Title TBD (Shady/Aftermath/Interscope)

Detroit’s reclusive bad-boy bard recently hinted that a new album is coming soon, and both 2 Chainz and mentor-producer Dr. Dre have worked on material with the rapper in recent months. Details are skimpy, but with his 45th birthday approaching, one would hope that this enormously gifted MC, whose intricate lyrics are among the greatest in rap history, will take a tip from Jay-Z’s “4:44” and find a way to age gracefully rather than fall back on his default toilet humor and dated pop-culture references.

Kelly Clarkson 
Title TBD (Atlantic)
“It’s got a lot of sass,” Kelly Clarkson said in May of her forthcoming seventh album, her debut for Atlantic. “My backup singers who’ve worked with me for years said, ‘It’s the first time you’ve done a record that’s, like, full-on your personality.’” Not much more has been revealed about the album, which she’s described as a mix of “urban, pop, soulful R&B’” — but the prospect of her powerhouse voice wrapping itself around songs like that should have fans panting with anticipation.

Travis Scott & Quavo
Title TBD (Epic)
If their features together are any indication — Young Thug’s “Pick Up the Phone,” Major Lazer’s “Know No Better,” and the weakest of the lot, Drake’s “Portland“ — this much-discussed collaboration between Mr.
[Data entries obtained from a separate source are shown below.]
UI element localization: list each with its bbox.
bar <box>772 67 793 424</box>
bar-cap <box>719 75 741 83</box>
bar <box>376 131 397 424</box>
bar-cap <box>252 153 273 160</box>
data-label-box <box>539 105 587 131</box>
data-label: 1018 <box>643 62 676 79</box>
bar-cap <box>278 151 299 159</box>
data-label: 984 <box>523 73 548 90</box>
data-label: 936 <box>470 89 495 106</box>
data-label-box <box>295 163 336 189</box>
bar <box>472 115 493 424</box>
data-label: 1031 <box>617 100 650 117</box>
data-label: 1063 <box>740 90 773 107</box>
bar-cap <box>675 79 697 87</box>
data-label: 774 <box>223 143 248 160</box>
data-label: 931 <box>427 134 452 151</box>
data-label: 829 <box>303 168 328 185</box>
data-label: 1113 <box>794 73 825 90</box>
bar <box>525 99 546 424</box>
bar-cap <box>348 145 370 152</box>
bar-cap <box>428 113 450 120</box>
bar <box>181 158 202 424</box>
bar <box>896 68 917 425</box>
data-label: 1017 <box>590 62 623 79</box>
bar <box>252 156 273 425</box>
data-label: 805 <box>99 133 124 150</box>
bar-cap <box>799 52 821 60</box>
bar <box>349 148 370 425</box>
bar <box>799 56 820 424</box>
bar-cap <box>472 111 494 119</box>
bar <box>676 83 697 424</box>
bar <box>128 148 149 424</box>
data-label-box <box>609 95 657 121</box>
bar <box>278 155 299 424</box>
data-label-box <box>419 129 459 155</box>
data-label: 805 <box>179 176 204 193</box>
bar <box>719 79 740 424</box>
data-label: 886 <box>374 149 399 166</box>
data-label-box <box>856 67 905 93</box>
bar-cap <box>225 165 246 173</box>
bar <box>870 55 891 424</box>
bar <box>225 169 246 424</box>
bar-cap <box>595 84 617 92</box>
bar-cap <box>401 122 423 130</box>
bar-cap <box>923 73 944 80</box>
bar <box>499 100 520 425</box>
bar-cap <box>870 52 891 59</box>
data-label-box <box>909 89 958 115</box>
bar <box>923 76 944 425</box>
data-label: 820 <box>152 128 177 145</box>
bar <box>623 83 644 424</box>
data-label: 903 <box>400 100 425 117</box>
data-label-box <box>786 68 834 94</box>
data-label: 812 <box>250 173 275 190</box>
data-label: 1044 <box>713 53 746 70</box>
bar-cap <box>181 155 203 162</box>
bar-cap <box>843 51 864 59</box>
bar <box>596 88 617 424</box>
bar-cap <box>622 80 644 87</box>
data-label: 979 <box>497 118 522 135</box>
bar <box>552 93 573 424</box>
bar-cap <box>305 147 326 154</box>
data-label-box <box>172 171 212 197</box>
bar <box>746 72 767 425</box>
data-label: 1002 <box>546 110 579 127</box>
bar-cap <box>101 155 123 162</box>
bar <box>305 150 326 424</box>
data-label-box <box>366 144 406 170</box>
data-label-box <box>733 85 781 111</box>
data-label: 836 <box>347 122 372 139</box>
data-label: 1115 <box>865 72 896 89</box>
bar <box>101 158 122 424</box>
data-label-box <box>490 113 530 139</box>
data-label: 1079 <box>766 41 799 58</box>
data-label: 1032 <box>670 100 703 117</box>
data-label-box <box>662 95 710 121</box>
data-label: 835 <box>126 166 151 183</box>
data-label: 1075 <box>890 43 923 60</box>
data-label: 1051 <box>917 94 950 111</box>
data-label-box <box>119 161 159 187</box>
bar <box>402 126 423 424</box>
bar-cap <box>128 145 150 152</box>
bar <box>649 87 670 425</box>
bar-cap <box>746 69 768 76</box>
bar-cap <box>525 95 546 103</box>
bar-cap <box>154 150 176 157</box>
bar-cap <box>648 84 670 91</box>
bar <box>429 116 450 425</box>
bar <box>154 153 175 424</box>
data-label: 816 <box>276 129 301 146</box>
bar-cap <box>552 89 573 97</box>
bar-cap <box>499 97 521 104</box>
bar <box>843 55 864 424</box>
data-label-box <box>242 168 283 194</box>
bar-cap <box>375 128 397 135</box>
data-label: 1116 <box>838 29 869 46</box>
Kylie Jenner and one-third of Migos should be hot if a little mixtape-ish. The challenge will be finding the time to finish it off: Scott was last seen atop a giant fake hawk while opening for Kendrick Lamar and Quavo is one of the most in-demand feature artists in hip-hop, in addition to his full-time gig. Still, it’s on Epic’s release schedule for the fall…

Title TBD (Interscope)

Touring might aside, U2 has had a rough go of it these last few years, mostly due to the hit-and-miss “Songs of Innocence,” released in 2014. More a collection of songs than a fully realized album, it never quite got the traction expected of a band with U2’s track record. But its tepid reception also gave the group something to prove, a challenge Bono and Co. have always relished. Signs point to a December release for what will be the band’s 14th studio album, and song snippets that have trickled out signal a return to the unapologetic rock-pop of the “Vertigo” years.